Jennifer Burrell studies conflict, violence, and struggles in Central America and Mexico as a means of understanding political and economic survival.
Burrell had the students participate in this project in order to understand how and why anthropology matters in the contemporary world. "In the process, they have been exposed to some of the most paradoxical issues in anthropology today,” she said. “Do we simply study tribal nations as mere observers? Or are anthropologists – through their very presence -- inextricably changing the culture they have come to study? What are the moral implications for how researchers are to conduct themselves?" Burrell studies conflict, violence, and struggles in Central America and Mexico as a means of understanding political and economic survival.
The students participated in a North American competition involving more than 4,000 students from 28 schools.
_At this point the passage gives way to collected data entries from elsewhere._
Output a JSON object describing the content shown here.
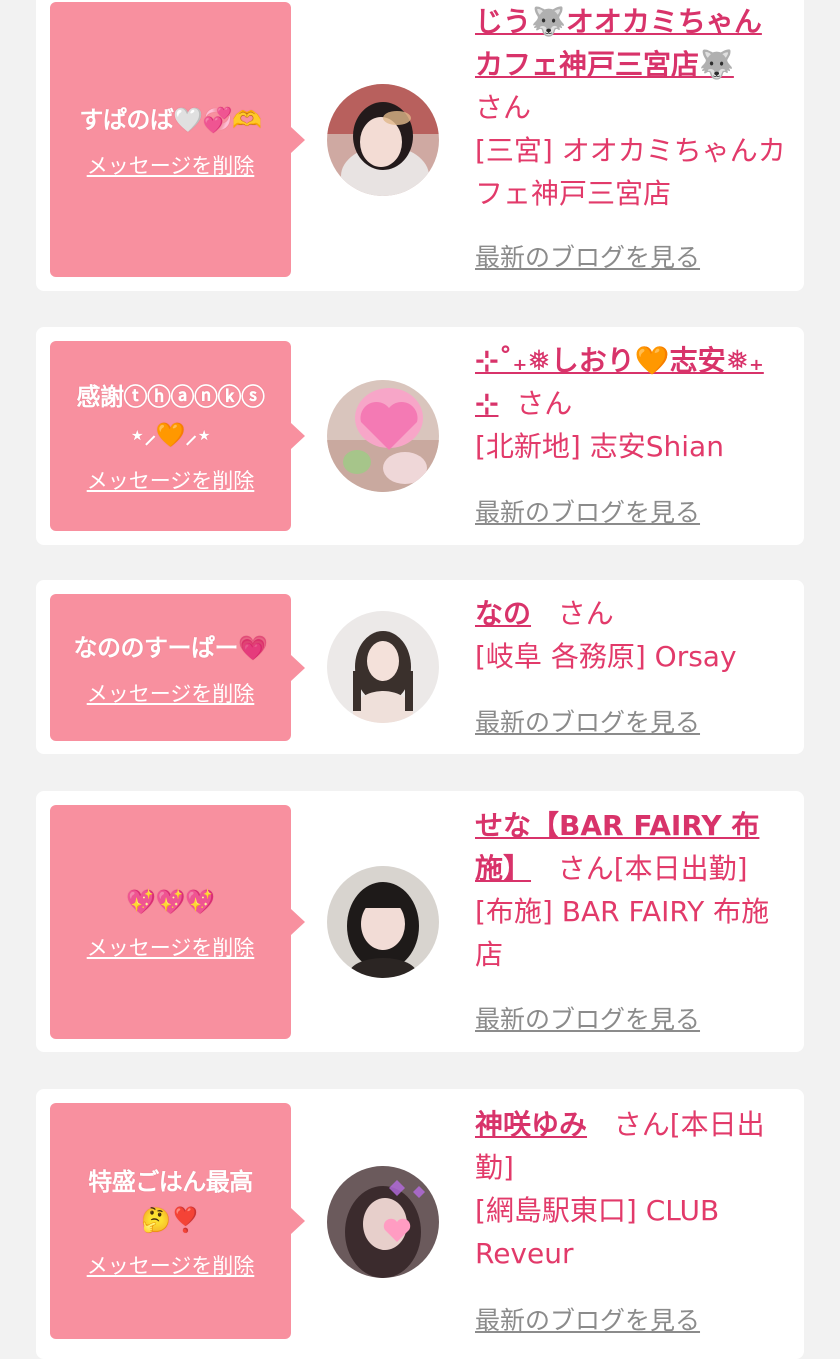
{
  "labels": {
    "delete": "メッセージを削除",
    "blog": "最新のブログを見る",
    "san": "さん"
  },
  "colors": {
    "bubble": "#f8909f",
    "name": "#d8336a",
    "text": "#e23a6a",
    "link_gray": "#8b8b8b",
    "background": "#f2f2f2"
  },
  "cards": [
    {
      "message": [
        "すぱのば🤍💞🫶"
      ],
      "name_lines": [
        "じう🐺オオカミちゃん",
        "カフェ神戸三宮店🐺"
      ],
      "san_suffix": "さん",
      "shop_lines": [
        "[三宮] オオカミちゃんカ",
        "フェ神戸三宮店"
      ]
    },
    {
      "message": [
        "感謝ⓣⓗⓐⓝⓚⓢ",
        "⋆⸝🧡⸝⋆"
      ],
      "name_lines": [
        "⊹˚₊❅しおり🧡志安❅₊",
        "⊹"
      ],
      "san_suffix": "さん",
      "shop_lines": [
        "[北新地] 志安Shian"
      ]
    },
    {
      "message": [
        "なののすーぱー💗"
      ],
      "name_lines": [
        "なの"
      ],
      "san_suffix": "さん",
      "shop_lines": [
        "[岐阜 各務原] Orsay"
      ]
    },
    {
      "message": [
        "💖💖💖"
      ],
      "name_lines": [
        "せな【BAR FAIRY 布",
        "施】"
      ],
      "san_suffix": "さん[本日出勤]",
      "shop_lines": [
        "[布施] BAR FAIRY 布施",
        "店"
      ]
    },
    {
      "message": [
        "特盛ごはん最高",
        "🤔❣️"
      ],
      "name_lines": [
        "神咲ゆみ"
      ],
      "san_suffix": "さん[本日出",
      "san_cont": "勤]",
      "shop_lines": [
        "[網島駅東口] CLUB",
        "Reveur"
      ]
    }
  ]
}
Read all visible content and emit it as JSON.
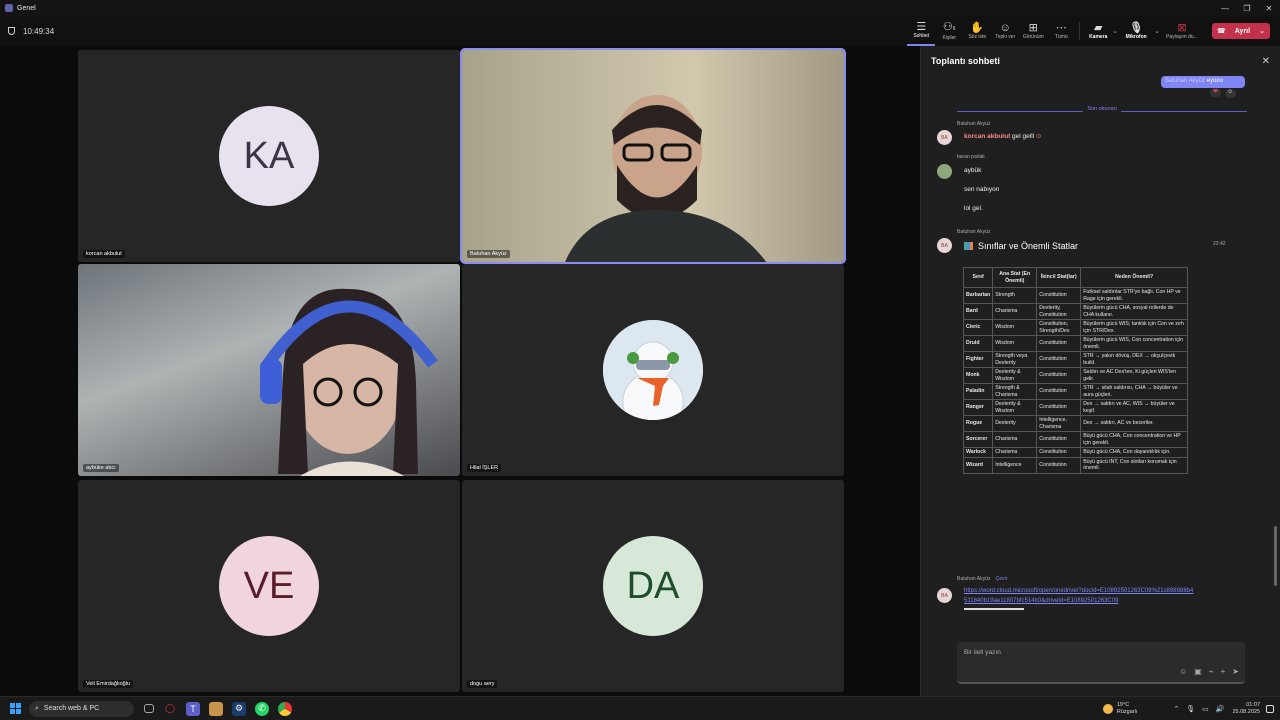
{
  "window": {
    "title": "Genel"
  },
  "toolbar": {
    "timer": "10:49:34",
    "tools": [
      {
        "label": "Sohbet",
        "icon": "chat-icon"
      },
      {
        "label": "Kişiler",
        "icon": "people-icon",
        "badge": "6"
      },
      {
        "label": "Söz iste",
        "icon": "raise-hand-icon"
      },
      {
        "label": "Tepki ver",
        "icon": "react-icon"
      },
      {
        "label": "Görünüm",
        "icon": "view-icon"
      },
      {
        "label": "Tümü",
        "icon": "more-icon"
      }
    ],
    "camera_label": "Kamera",
    "mic_label": "Mikrofon",
    "share_label": "Paylaşım du...",
    "leave_label": "Ayrıl"
  },
  "participants": [
    {
      "name": "korcan akbulut",
      "initials": "KA"
    },
    {
      "name": "Batuhan Akyüz"
    },
    {
      "name": "aybüke atıcı"
    },
    {
      "name": "Hilal İŞLER"
    },
    {
      "name": "Veli Emirdağlıoğlu",
      "initials": "VE"
    },
    {
      "name": "dogu aery",
      "initials": "DA"
    }
  ],
  "chat": {
    "title": "Toplantı sohbeti",
    "last_message_sender": "Batuhan Akyüz",
    "last_message_text": "eyooo",
    "reactions": [
      "❤",
      "☺"
    ],
    "divider": "Son okunan",
    "messages": [
      {
        "sender": "Batuhan Akyüz",
        "initials": "BA",
        "mention": "korcan akbulut",
        "text": "gel gelll"
      },
      {
        "sender": "baran parlak",
        "lines": [
          "aybük",
          "sen nabıyon",
          "lol gel."
        ]
      },
      {
        "sender": "Batuhan Akyüz",
        "initials": "BA",
        "card_title": "Sınıflar ve Önemli Statlar",
        "time": "23:42"
      },
      {
        "sender": "Batuhan Akyüz",
        "initials": "BA",
        "translate": "Çevir",
        "link": "https://word.cloud.microsoft/open/onedrive/?docId=E10892501263C09%21s898988b4511840b19ae11807bfc514b0&driveId=E10892501263C09"
      }
    ],
    "table": {
      "headers": [
        "Sınıf",
        "Ana Stat (En Önemli)",
        "İkincil Stat(lar)",
        "Neden Önemli?"
      ],
      "rows": [
        [
          "Barbarian",
          "Strength",
          "Constitution",
          "Fiziksel saldırılar STR'ye bağlı. Con HP ve Rage için gerekli."
        ],
        [
          "Bard",
          "Charisma",
          "Dexterity, Constitution",
          "Büyülerin gücü CHA, sosyal rollerde de CHA kullanır."
        ],
        [
          "Cleric",
          "Wisdom",
          "Constitution, Strength/Dex",
          "Büyülerin gücü WIS; tanklık için Con ve zırh için STR/Dex."
        ],
        [
          "Druid",
          "Wisdom",
          "Constitution",
          "Büyülerin gücü WIS, Con concentration için önemli."
        ],
        [
          "Fighter",
          "Strength veya Dexterity",
          "Constitution",
          "STR → yakın dövüş, DEX → okçu/çevik build."
        ],
        [
          "Monk",
          "Dexterity & Wisdom",
          "Constitution",
          "Saldırı ve AC Dex'ten, Ki güçleri WIS'ten gelir."
        ],
        [
          "Paladin",
          "Strength & Charisma",
          "Constitution",
          "STR → silah saldırısı, CHA → büyüler ve aura güçleri."
        ],
        [
          "Ranger",
          "Dexterity & Wisdom",
          "Constitution",
          "Dex → saldırı ve AC, WIS → büyüler ve keşif."
        ],
        [
          "Rogue",
          "Dexterity",
          "Intelligence, Charisma",
          "Dex → saldırı, AC ve beceriler."
        ],
        [
          "Sorcerer",
          "Charisma",
          "Constitution",
          "Büyü gücü CHA, Con concentration ve HP için gerekli."
        ],
        [
          "Warlock",
          "Charisma",
          "Constitution",
          "Büyü gücü CHA, Con dayanıklılık için."
        ],
        [
          "Wizard",
          "Intelligence",
          "Constitution",
          "Büyü gücü INT, Con slotları korumak için önemli."
        ]
      ]
    },
    "compose_placeholder": "Bir ileti yazın"
  },
  "taskbar": {
    "search_placeholder": "Search web & PC",
    "weather_temp": "19°C",
    "weather_desc": "Rüzgarlı",
    "time": "01:07",
    "date": "25.08.2025"
  },
  "colors": {
    "accent": "#7f85f5",
    "leave": "#c4314b",
    "panel": "#1f1f1f"
  }
}
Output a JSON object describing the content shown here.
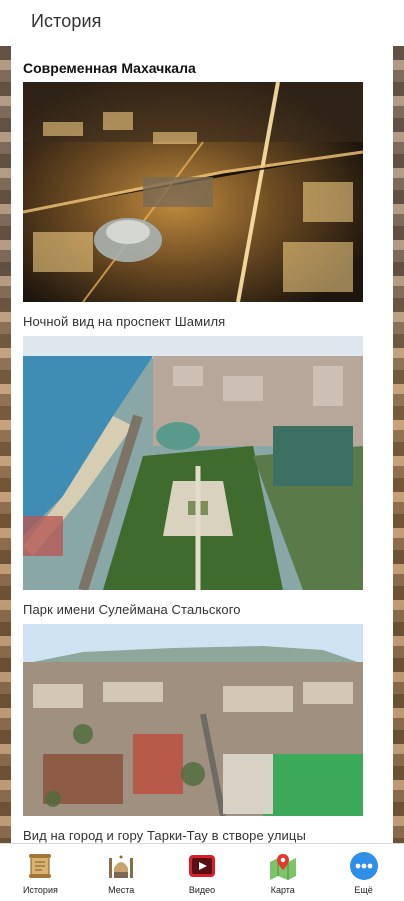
{
  "header": {
    "title": "История"
  },
  "section": {
    "title": "Современная Махачкала"
  },
  "gallery": [
    {
      "caption": "Ночной вид на проспект Шамиля",
      "photo_icon": "night-city-photo"
    },
    {
      "caption": "Парк имени Сулеймана Стальского",
      "photo_icon": "park-aerial-photo"
    },
    {
      "caption": "Вид на город и гору Тарки-Тау в створе улицы",
      "photo_icon": "city-mountain-photo"
    }
  ],
  "nav": {
    "items": [
      {
        "label": "История",
        "icon": "scroll-icon"
      },
      {
        "label": "Места",
        "icon": "mosque-icon"
      },
      {
        "label": "Видео",
        "icon": "youtube-icon"
      },
      {
        "label": "Карта",
        "icon": "map-pin-icon"
      },
      {
        "label": "Ещё",
        "icon": "more-dots-icon"
      }
    ]
  },
  "colors": {
    "more_accent": "#2f8fe6",
    "video_red": "#d8202a",
    "map_pin": "#e23b2e"
  }
}
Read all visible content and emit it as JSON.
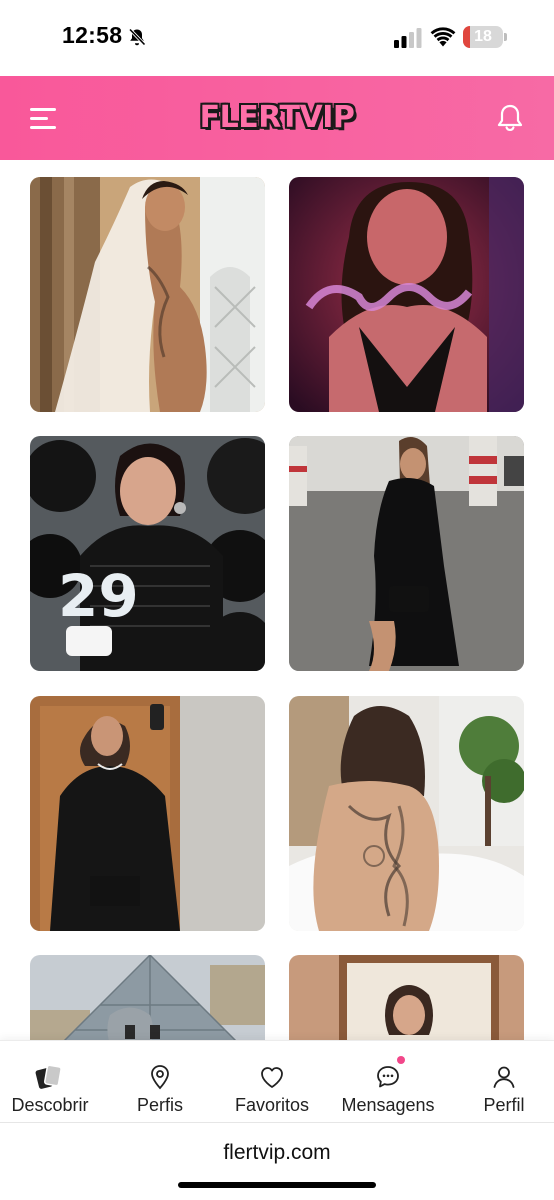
{
  "status_bar": {
    "time": "12:58",
    "battery_level": "18",
    "battery_fraction": 0.18,
    "mute_icon": "bell-slash-icon",
    "signal_icon": "cellular-signal-icon",
    "wifi_icon": "wifi-icon"
  },
  "header": {
    "logo_text": "FLERTVIP",
    "menu_icon": "hamburger-menu-icon",
    "notification_icon": "bell-icon",
    "background_color": "#f9589a",
    "logo_text_color": "#ff6fa8"
  },
  "grid": {
    "profiles": [
      {
        "label": "profile-photo-1"
      },
      {
        "label": "profile-photo-2"
      },
      {
        "label": "profile-photo-3"
      },
      {
        "label": "profile-photo-4"
      },
      {
        "label": "profile-photo-5"
      },
      {
        "label": "profile-photo-6"
      },
      {
        "label": "profile-photo-7"
      },
      {
        "label": "profile-photo-8"
      }
    ]
  },
  "bottom_nav": {
    "items": [
      {
        "label": "Descobrir",
        "icon": "cards-icon"
      },
      {
        "label": "Perfis",
        "icon": "map-pin-icon"
      },
      {
        "label": "Favoritos",
        "icon": "heart-icon"
      },
      {
        "label": "Mensagens",
        "icon": "chat-bubble-icon",
        "has_badge": true
      },
      {
        "label": "Perfil",
        "icon": "user-icon"
      }
    ],
    "badge_color": "#f2478a"
  },
  "browser": {
    "url": "flertvip.com"
  }
}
Many of the students argued that delays in returning the samples seem arbitrary because the estimated cost is only $3,000, and the Federal University of the State of Para has already returned similar samples to Yanomami representatives.
As UAlbany student Aubrey Brooks, a sophomore communication and rhetoric major from Guilford, Conn., wrote, "The taking of the Yanomami blood is a prime issue that addresses the controversy associated with anthropologists and their intentions when it comes to their research. Are they going about their research fairly? Do they really have any concern towards the people they are studying? Are they only interested in what will arise as beneficial and contribute to their own selfish gains?"